To address these realities, insurers must stop treating AI as incremental workload and consider intentional capacity planning. Connecting learning, skills and career pathways as one component of a broader employee value proposition can help create a talent advantage.

 

Define skills by function

As insurance work evolves, functional skill requirements are changing faster than traditional role definitions. Defining skills at the functional level — such as claims, underwriting or operations — helps make emerging needs like data literacy, AI oversight and workflow orchestration explicit and actionable. 

 

When these skills are clearly reflected in staffing decisions, learning pathways and performance expectations, your people will be more likely to understand what good looks like today and what they’ll need to know tomorrow. 

 

This approach strengthens alignment between strategy and talent while reducing reliance on outdated job-based assumptions. Over time, making skills visible and measurable supports greater agility, consistency and accountability across the organization.

 

Build transformation as capability

Organizations need change-capable people and processes to adapt and keep pace. Lessons from pilot initiatives must translate quickly into scale, clearing roadblocks along the way. Leaders should model the use of AI as a thought partner and reward others for doing the same. When AI is treated as an enduring way of working, not a one-time project, these capabilities can take hold.

 

Make the “why” tangible 

The workforce has evolved from one-size-fits-all into personalized experiences and expectations around career, rewards and wellbeing. People must understand how to use AI day to day, understand expectations and see the potential benefits. Successful adoption depends on trust, clarity and support. So create tailored adoption journeys with appropriate guardrails for responsible AI use.

 

A leadership moment, not a technology decision

Generative and agentic AI are no longer future possibilities for insurers: they’re already reshaping how work gets done. 

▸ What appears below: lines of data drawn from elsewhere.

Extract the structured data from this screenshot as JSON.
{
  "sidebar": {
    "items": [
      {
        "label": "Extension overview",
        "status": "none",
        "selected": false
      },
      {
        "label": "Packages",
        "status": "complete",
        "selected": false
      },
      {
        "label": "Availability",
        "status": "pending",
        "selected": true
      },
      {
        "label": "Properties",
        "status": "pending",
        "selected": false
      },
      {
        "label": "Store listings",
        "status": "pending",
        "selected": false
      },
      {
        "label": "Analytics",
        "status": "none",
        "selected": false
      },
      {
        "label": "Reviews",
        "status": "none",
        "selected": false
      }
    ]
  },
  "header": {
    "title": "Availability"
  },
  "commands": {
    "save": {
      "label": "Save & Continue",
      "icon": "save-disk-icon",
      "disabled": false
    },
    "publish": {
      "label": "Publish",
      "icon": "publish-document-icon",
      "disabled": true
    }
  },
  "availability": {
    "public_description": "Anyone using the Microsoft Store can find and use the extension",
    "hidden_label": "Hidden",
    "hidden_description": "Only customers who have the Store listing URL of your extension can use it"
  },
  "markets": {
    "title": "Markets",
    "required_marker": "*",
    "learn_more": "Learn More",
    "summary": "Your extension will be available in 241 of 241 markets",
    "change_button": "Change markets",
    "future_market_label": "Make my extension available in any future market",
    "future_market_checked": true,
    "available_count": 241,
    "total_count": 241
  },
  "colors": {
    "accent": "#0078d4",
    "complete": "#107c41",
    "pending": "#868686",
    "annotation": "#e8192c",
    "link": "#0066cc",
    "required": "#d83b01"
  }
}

The real question is not whether AI will change the insurance workforce, but whether leaders will actively shape that change or allow it to happen by default.

Insurers that treat AI as just a technology deployment risk reinforcing existing ways of working and realizing only incremental gains. Those that treat it as a workforce and operating model transformation have an opportunity to unlock step change improvements in productivity, customer experience and resilience. That requires difficult choices: redefining roles, redistributing judgment, investing in new skills while protecting human expertise, and holding leaders accountable for modelling the best use of AI.

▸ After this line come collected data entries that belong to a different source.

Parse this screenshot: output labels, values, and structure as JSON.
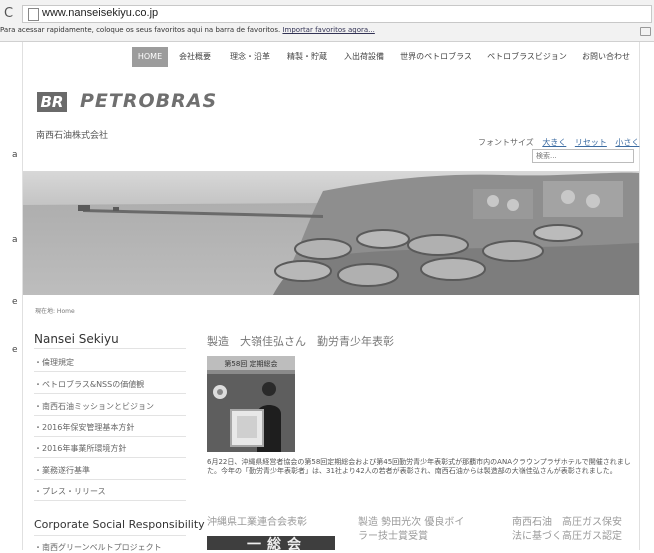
{
  "browser": {
    "reload_glyph": "C",
    "url": "www.nanseisekiyu.co.jp",
    "bookmarks_hint": "Para acessar rapidamente, coloque os seus favoritos aqui na barra de favoritos.",
    "bookmarks_link": "Importar favoritos agora..."
  },
  "margin_marks": [
    "a",
    "a",
    "e",
    "e"
  ],
  "nav": {
    "items": [
      "HOME",
      "会社概要",
      "理念・沿革",
      "精製・貯蔵",
      "入出荷設備",
      "世界のペトロブラス",
      "ペトロブラスビジョン",
      "お問い合わせ"
    ]
  },
  "header": {
    "logo_mark": "BR",
    "logo_word": "PETROBRAS",
    "company": "南西石油株式会社",
    "fontsize_label": "フォントサイズ",
    "fontsize_options": [
      "大きく",
      "リセット",
      "小さく"
    ],
    "search_placeholder": "検索..."
  },
  "breadcrumb": "現在地: Home",
  "sidebar": {
    "title": "Nansei Sekiyu",
    "items": [
      "・倫理規定",
      "・ペトロブラス&NSSの価値観",
      "・南西石油ミッションとビジョン",
      "・2016年保安管理基本方針",
      "・2016年事業所環境方針",
      "・業務遂行基準",
      "・プレス・リリース"
    ],
    "csr_title": "Corporate Social Responsibility",
    "csr_item": "・南西グリーンベルトプロジェクト"
  },
  "article": {
    "title": "製造　大嶺佳弘さん　勤労青少年表彰",
    "photo_banner": "第58回 定期総会",
    "body": "6月22日、沖縄県経営者協会の第58回定期総会および第45回勤労青少年表彰式が那覇市内のANAクラウンプラザホテルで開催されました。今年の「勤労青少年表彰者」は、31社より42人の若者が表彰され、南西石油からは製造部の大嶺佳弘さんが表彰されました。"
  },
  "subnews": [
    {
      "lines": [
        "沖縄県工業連合会表彰"
      ]
    },
    {
      "lines": [
        "製造 勢田光次 優良ボイ",
        "ラー技士賞受賞"
      ]
    },
    {
      "lines": [
        "南西石油　高圧ガス保安",
        "法に基づく高圧ガス認定"
      ]
    }
  ],
  "sub_photo_text": "一総会"
}
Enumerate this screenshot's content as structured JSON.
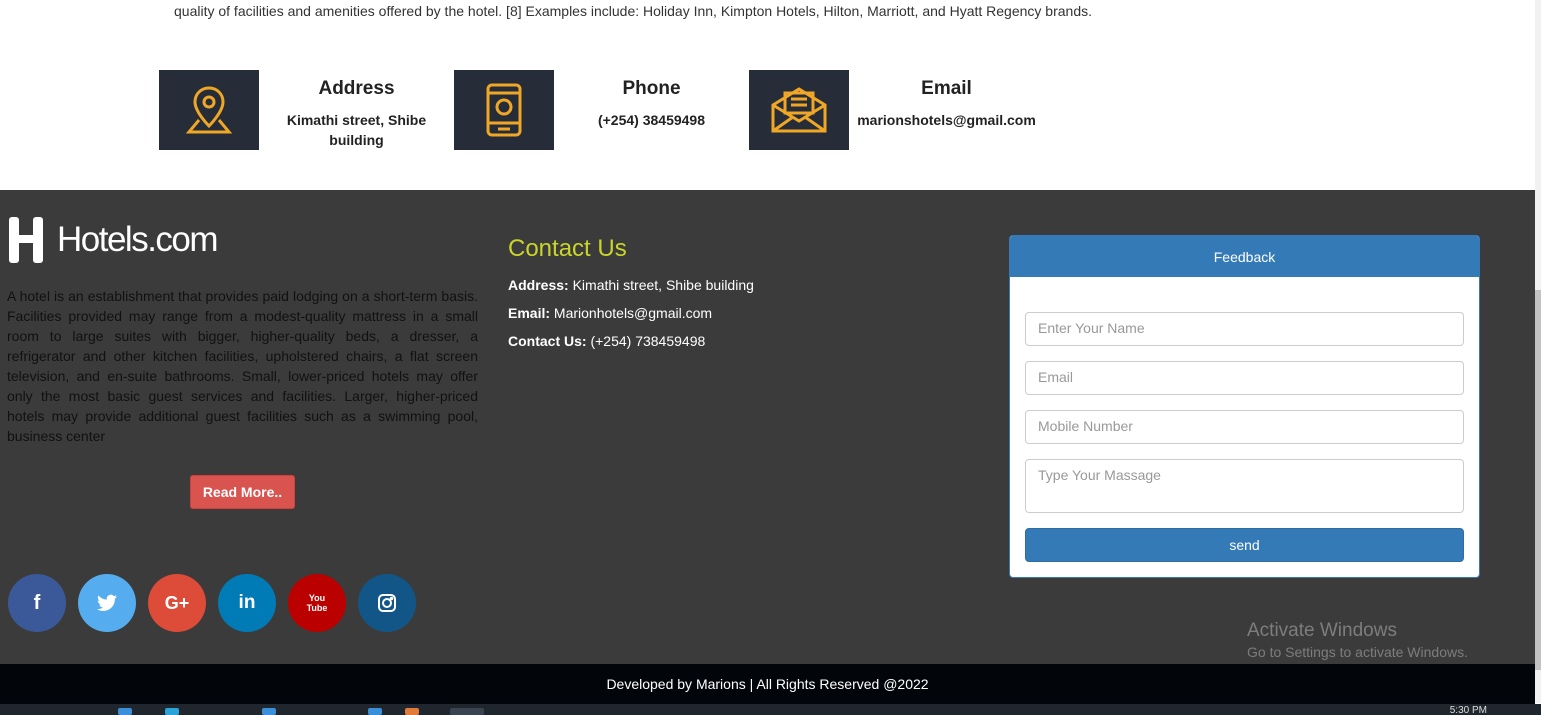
{
  "intro": {
    "text": "quality of facilities and amenities offered by the hotel. [8] Examples include: Holiday Inn, Kimpton Hotels, Hilton, Marriott, and Hyatt Regency brands."
  },
  "info_cards": [
    {
      "icon": "map-pin-icon",
      "title": "Address",
      "value": "Kimathi street, Shibe building"
    },
    {
      "icon": "phone-icon",
      "title": "Phone",
      "value": "(+254) 38459498"
    },
    {
      "icon": "envelope-icon",
      "title": "Email",
      "value": "marionshotels@gmail.com"
    }
  ],
  "footer": {
    "logo_text": "Hotels.com",
    "about": "A hotel is an establishment that provides paid lodging on a short-term basis. Facilities provided may range from a modest-quality mattress in a small room to large suites with bigger, higher-quality beds, a dresser, a refrigerator and other kitchen facilities, upholstered chairs, a flat screen television, and en-suite bathrooms. Small, lower-priced hotels may offer only the most basic guest services and facilities. Larger, higher-priced hotels may provide additional guest facilities such as a swimming pool, business center",
    "read_more": "Read More..",
    "socials": [
      {
        "name": "facebook",
        "glyph": "f",
        "color": "#3b5998"
      },
      {
        "name": "twitter",
        "glyph": "🐦",
        "color": "#55acee"
      },
      {
        "name": "google-plus",
        "glyph": "G+",
        "color": "#dd4b39"
      },
      {
        "name": "linkedin",
        "glyph": "in",
        "color": "#007bb5"
      },
      {
        "name": "youtube",
        "glyph": "You Tube",
        "color": "#bb0000"
      },
      {
        "name": "instagram",
        "glyph": "◎",
        "color": "#125688"
      }
    ],
    "contact": {
      "title": "Contact Us",
      "address_label": "Address:",
      "address": "Kimathi street, Shibe building",
      "email_label": "Email:",
      "email": "Marionhotels@gmail.com",
      "phone_label": "Contact Us:",
      "phone": "(+254) 738459498"
    },
    "feedback": {
      "title": "Feedback",
      "name_placeholder": "Enter Your Name",
      "email_placeholder": "Email",
      "mobile_placeholder": "Mobile Number",
      "message_placeholder": "Type Your Massage",
      "send_label": "send"
    },
    "copyright": "Developed by Marions | All Rights Reserved @2022"
  },
  "watermark": {
    "title": "Activate Windows",
    "subtitle": "Go to Settings to activate Windows."
  },
  "taskbar": {
    "clock": "5:30 PM"
  },
  "colors": {
    "footer_bg": "#3b3b3b",
    "icon_bg": "#262d38",
    "icon_stroke": "#f0a726",
    "accent_yellow": "#c9d52a",
    "primary_blue": "#337ab7",
    "danger_red": "#d9534f"
  }
}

This is ultimately a leadership test. The organizations that succeed will be those that make AI a deliberate part of how work is designed, how performance is measured and how trust is built — with employees, customers and regulators alike. The insurance workforce of 2030 is being shaped now, one decision at a time. 

The question for insurers is simple but consequential: are today’s choices preparing people to work alongside AI — or merely adding another tool to yesterday’s model?

Summary 

AI is rapidly moving from experimentation to embedded, agent‑led work in insurance, reshaping how roles are performed and where judgment and accountability sit. As generative and agentic AI drive productivity, cost and service improvements, insurers must rethink skills, operating models and workforce strategies in tandem. Success will depend less on deploying tools and more on intentional capacity planning, skill‑based role design, cultural change and leadership accountability. The insurers that actively shape how people work with AI will be better positioned for resilience, growth and trust in the years ahead.